Kylie breast cancer prompted rise in screening in Australia

In collaboration with the Press Association

There was a rise in the number of Australian women between the ages of 25 and 44 going for breast screening in the months following Kylie Minogue's breast cancer diagnosis, a new study has revealed.

Researchers at the University of Melbourne found that use of mammography and breast ultrasound procedures increased by over 30 per cent in that age group, who have a very low risk of the disease, during the six months after the news broke in April 2005.

The number of 25 to 34-year-olds undergoing breast biopsies also rose sharply during the period of intense publicity.

 

However, the scientists found that the increase in screening did not lead to the detection of more cases of breast cancer.

Study leader Dr Margaret Kelaher, from the university's Melbourne School of Population Health, said that increased awareness of breast screening is generally a good thing and that the visibility of a celebrity's illness provides an opportunity to address a major health problem.

However, she noted that when that celebrity is from a low-risk group, "it also has the potential to undercut the appropriateness and cost-effectiveness of health service delivery".

"These findings suggest that thousands of additional imaging procedures and biopsies did not improve breast cancer detection among young women," she said.

"It appears there has been a situation where publicity has led to many low-risk women using - and probably overusing - screening services.

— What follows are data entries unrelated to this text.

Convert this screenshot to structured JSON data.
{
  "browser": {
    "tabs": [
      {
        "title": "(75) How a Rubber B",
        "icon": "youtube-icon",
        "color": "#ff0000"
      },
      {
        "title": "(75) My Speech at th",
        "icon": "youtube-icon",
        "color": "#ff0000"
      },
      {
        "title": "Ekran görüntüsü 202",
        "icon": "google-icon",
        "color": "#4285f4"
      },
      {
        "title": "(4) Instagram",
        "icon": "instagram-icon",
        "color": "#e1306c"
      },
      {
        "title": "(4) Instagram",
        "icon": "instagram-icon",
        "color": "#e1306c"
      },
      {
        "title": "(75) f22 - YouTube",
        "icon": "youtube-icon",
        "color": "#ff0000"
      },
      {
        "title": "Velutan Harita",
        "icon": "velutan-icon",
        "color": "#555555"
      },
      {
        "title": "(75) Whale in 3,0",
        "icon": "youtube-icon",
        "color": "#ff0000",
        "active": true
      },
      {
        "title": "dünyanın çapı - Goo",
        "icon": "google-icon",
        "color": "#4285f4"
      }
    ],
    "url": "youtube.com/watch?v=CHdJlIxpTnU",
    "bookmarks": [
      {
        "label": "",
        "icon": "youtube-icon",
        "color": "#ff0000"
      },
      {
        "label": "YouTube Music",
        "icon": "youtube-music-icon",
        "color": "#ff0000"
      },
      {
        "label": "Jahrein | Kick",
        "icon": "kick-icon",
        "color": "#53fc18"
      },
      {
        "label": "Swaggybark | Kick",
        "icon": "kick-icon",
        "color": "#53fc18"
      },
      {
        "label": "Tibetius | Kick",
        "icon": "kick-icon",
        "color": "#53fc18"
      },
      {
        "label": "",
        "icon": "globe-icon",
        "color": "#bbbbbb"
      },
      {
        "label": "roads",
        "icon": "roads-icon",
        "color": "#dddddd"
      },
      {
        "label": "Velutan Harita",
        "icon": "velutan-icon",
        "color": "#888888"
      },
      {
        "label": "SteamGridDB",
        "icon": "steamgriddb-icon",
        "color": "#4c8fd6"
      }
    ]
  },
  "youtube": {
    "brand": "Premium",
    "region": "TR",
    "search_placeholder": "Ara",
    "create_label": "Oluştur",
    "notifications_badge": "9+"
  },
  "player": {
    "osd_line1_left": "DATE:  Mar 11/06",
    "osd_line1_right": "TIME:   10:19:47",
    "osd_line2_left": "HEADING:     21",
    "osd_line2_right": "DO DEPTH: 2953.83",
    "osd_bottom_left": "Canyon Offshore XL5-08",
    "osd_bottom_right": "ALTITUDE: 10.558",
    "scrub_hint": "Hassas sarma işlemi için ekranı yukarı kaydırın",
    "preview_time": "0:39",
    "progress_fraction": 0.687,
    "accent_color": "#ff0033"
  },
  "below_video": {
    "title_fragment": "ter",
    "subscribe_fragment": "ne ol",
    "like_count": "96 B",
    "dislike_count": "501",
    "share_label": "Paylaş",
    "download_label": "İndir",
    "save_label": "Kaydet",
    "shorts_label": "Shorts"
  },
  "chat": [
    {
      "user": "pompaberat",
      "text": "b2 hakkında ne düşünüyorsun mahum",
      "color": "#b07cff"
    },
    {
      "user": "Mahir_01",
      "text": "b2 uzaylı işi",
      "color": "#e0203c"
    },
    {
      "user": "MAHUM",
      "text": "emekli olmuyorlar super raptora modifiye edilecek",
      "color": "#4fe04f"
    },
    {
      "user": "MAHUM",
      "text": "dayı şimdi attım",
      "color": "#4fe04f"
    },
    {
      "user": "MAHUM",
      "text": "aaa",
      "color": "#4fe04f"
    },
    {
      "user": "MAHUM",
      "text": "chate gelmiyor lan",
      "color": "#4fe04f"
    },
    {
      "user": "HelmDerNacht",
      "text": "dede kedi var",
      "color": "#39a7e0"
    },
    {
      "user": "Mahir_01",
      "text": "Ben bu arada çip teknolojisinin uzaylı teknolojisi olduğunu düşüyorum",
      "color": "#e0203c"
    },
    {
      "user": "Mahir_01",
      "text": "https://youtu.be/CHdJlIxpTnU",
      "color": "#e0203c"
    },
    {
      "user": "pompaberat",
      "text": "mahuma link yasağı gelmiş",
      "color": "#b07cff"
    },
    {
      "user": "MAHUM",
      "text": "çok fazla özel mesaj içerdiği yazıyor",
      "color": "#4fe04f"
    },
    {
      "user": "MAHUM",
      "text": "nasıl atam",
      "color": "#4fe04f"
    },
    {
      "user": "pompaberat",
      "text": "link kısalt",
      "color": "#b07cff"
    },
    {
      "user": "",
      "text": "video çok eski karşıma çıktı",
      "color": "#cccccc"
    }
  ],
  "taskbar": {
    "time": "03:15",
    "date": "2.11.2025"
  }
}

We need to improve the targeting of health messages and the confidence of women and their doctors in early breast cancer detection recommendations.

"Consultation between a celebrity's PR team and public health agencies on how to shape and disseminate the information could help create a message with the best chances of furthering the quality of care and sound public health practice."

Dr Julie Miller, a consultant surgeon at the Royal Melbourne Hospital who co-authored the findings in the International Journal of Epidemiology, said: "It's important that women are breast-aware and consult their doctor if they are concerned about any changes in their breasts.

"However there is no role for routine screening of women under 40 who do not have symptoms or a strong family history. This study shows that all the extra worry and expense was unwarranted and that the current recommendations for breast cancer screening are appropriate."

Fewer than 8,000 of the 44,500 women who are diagnosed with breast cancer in the UK each year are under 50 years old.

All women between the ages of 50 and 70 are currently invited for breast screening every three years in the UK, and this will be extended to cover women between the ages of 47 and 73 by 2012.